Unique photos of the fall of the Berlin Wall
When the Berlin Wall fell on November 9, 1989, 28 years of division between East and West ended. Robert Conrad took photos of the wall's demolition.
Watchtower, a threat no more (April 1990)
About 300 watchtowers like the one at the Nordbahnhof S-Bahn station surrounded West Berlin. One of the few that survived the wall's demolition stands on the grounds of the Berlin Wall Memorial on Bernauer Strasse. Visitors who get off the train at Nordbahnhof can't miss it.
Potsdamer Platz (February 1990)
Shortly after the fall of the Wall, a provisional border crossing was established at Potsdamer Platz, but controls were only sporadic between East and West Germany. On October 3, 1990, Germany celebrated its reunification.
Idyllic allotment plot along the Wall (July 1990)
The above allotment garden was located in West Berlin's Neukölln district. The garden colony was poetically named "Märkische Schweiz" (a reference to Switzerland), in reference to its hilly landscape. The demolition of more than 150 kilometers of the Berlin Wall took about a year, so in the mean time people chopped large holes into the concrete barrier to move around the city more quickly.
The writing on the wall (October 1990)
Before the fall of the Berlin Wall, only the western side had colorful graffiti. That changed quickly, however, and soon people also tagged and scribbled on the East German side like in the above photo from 1990, showing a section of wall on the northern city border between the Frohnau and Hohen Neuendorf districts. "So what?" someone wrote in green paint.
A view of the death strip (April 1990)
Houses in the divided city often stood right by the wall or by a watchtower, and thus the notorious death strip, as seen in the above photo. The residents who lived on Wollank street in the eastern Pankow neighborhood lived with that view.
Watchtower, anti-tank obstacles at Steinstücken (April 1990)

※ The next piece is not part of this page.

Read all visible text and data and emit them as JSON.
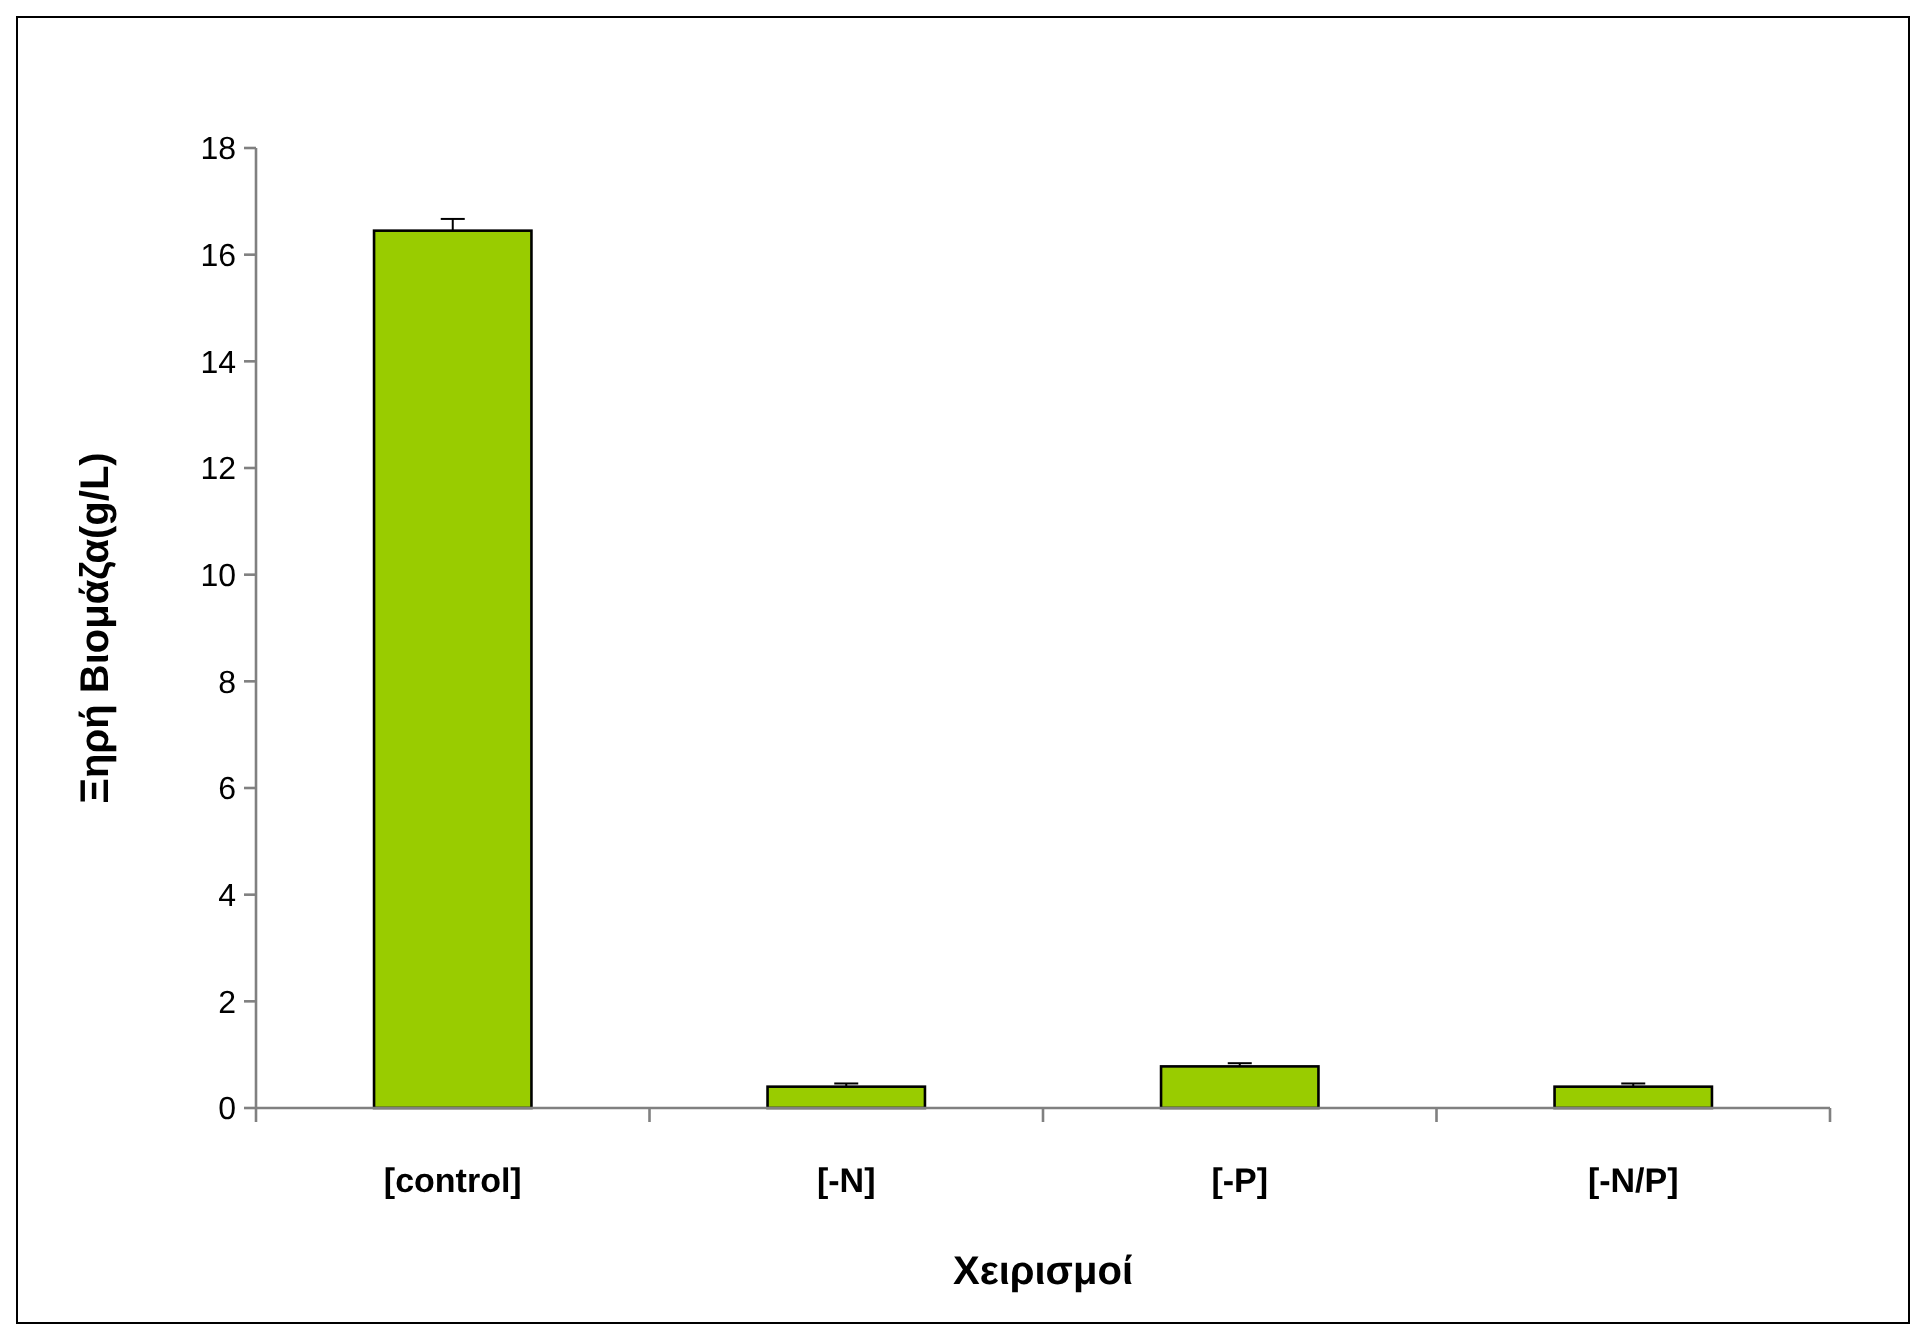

A tiny area named Steinstücken that jutted out in the very southwest of West Berlin was almost completely walled in by East German territory. The border there was particularly well secured. The guards had a panoramic view in all directions from the watchtower.
All that remained (July 1990)
After the fall of the Wall, this is what areas along the former concrete barrier looked like for quite some time. Even months later, the so-called "wall woodpeckers" still managed to hack small mementos from leftover concrete slabs. Today, there are only very few remains of the Wall left in Berlin.
Unter den Linden S-Bahn station (February 1990)
No trains stopped at the so-called ghost stations: Altogether, 16 metro stations were unused for years, as trains would just hurtle through while border guards patrolled empty, dimly lit platforms. The station Unter den Linden was renamed Brandenburg Gate after the fall of the Wall because it is the site of one of Berlin's best-known landmarks.